In the four and a half years that followed Paquette, there has been much uncertainty as to which line of authority should prevail – the cases following Altman or, alternatively, Paquette. The Ontario Labour Relations Board (the Board) recently weighed in on this very issue in the December 27, 2018 decision in Hawkes v. Max Aicher (North America) Limited (2018 CanLII 125999) (Max Aicher).
The Max Aicher case came before the Board as an application for review of the decision of an Employment Standards Officer to deny Mr. Hawkes, a long-term employee of Max Aicher (North America) Limited (MANA) and its predecessor companies, severance pay. The discrete question before the Board in Max Aicher was whether the calculation of the employer’s payroll under section 64 of the ESA should be restricted to the Ontario operations of MANA or whether the global payroll of Max Aicher GmbH & Co KG (MAG), its parent company, should also be included in the assessment – assuming the two companies are related companies. In this regard, the Max Aicher decision took the fact situation in Paquette one step further by looking not only beyond the borders of Ontario but beyond the borders of Canada altogether. It is likewise notable that MAG, the parent company, did not have any employees of its own in Ontario.
The Board in Max Aicher began its analysis by examining section 3 of the ESA which sets out limits on the application of the employment standards contained therein. This section provides that the employment standards apply to “an employee and his or her employer” if the work is performed in Ontario or if the work performed outside Ontario is a continuation of work performed in Ontario. It was with this in mind that the Board and the Courts had interpreted section 64 prior to Paquette – a consideration that Paquette did not address.

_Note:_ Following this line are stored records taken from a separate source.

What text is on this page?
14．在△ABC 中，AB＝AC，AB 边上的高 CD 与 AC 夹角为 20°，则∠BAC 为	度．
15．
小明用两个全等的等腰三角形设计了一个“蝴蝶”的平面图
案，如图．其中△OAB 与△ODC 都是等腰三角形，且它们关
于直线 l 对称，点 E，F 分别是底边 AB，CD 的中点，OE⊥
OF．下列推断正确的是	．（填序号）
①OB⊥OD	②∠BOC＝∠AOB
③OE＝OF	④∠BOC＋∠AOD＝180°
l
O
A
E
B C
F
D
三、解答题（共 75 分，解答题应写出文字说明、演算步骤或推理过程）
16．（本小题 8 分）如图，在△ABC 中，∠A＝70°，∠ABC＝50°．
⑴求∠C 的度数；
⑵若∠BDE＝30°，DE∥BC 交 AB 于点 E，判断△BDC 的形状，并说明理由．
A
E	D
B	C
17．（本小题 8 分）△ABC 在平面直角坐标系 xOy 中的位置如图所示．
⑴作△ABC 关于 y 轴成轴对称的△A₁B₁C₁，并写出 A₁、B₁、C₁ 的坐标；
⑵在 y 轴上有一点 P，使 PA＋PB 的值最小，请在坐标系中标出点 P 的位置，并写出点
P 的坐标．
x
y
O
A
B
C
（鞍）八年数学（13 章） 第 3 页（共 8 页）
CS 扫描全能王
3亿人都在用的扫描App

While acknowledging that this case was “factually different” from Paquette, the Board then went on to endorse the pre-Paquette line of cases. According to the Board (at para. 25):
….[H]aving regard to the [ESA] as a whole, while an employer may have operations and payrolls outside Ontario, it is only Ontario-based employment and operations that is captured by section 3 and therefore section 64 of the [ESA]. The absence of the words “in Ontario” in section 64 does not mean that the provisions are unrestricted…. It does not make sense to presume that provincial legislation could affect employment or operations anywhere but in Ontario…”
As a result, MAG’s global payroll was not included in the calculation of MANA’s payroll for severance pay eligibility purposes.
Takeaway for Employers
While the Board’s decision in Max Aicher does not have the force of law to officially override Paquette, a decision of the Ontario Superior Court of Justice, it certainly lends further credence to the argument that Paquette is, and should be treated as, an anomaly. And while the Max Aicher decision is unlikely to put a stop altogether to employee counsel invoking Paquette to argue that their clients are entitled to severance pay in light of the magnitude of an interprovincial or international employer’s operations, it at least reinforces and strengthens the figurative payroll “border wall” other adjudicators suggest encircles the province of Ontario. Interprovincial and international employers can thus perhaps sleep a little easier knowing that their growth and success outside Ontario may not necessarily cost them more when it comes to terminating Ontario employees.
1 Such obligations may also arise under the Canada Labour Code in the case of employees in federally regulated industries.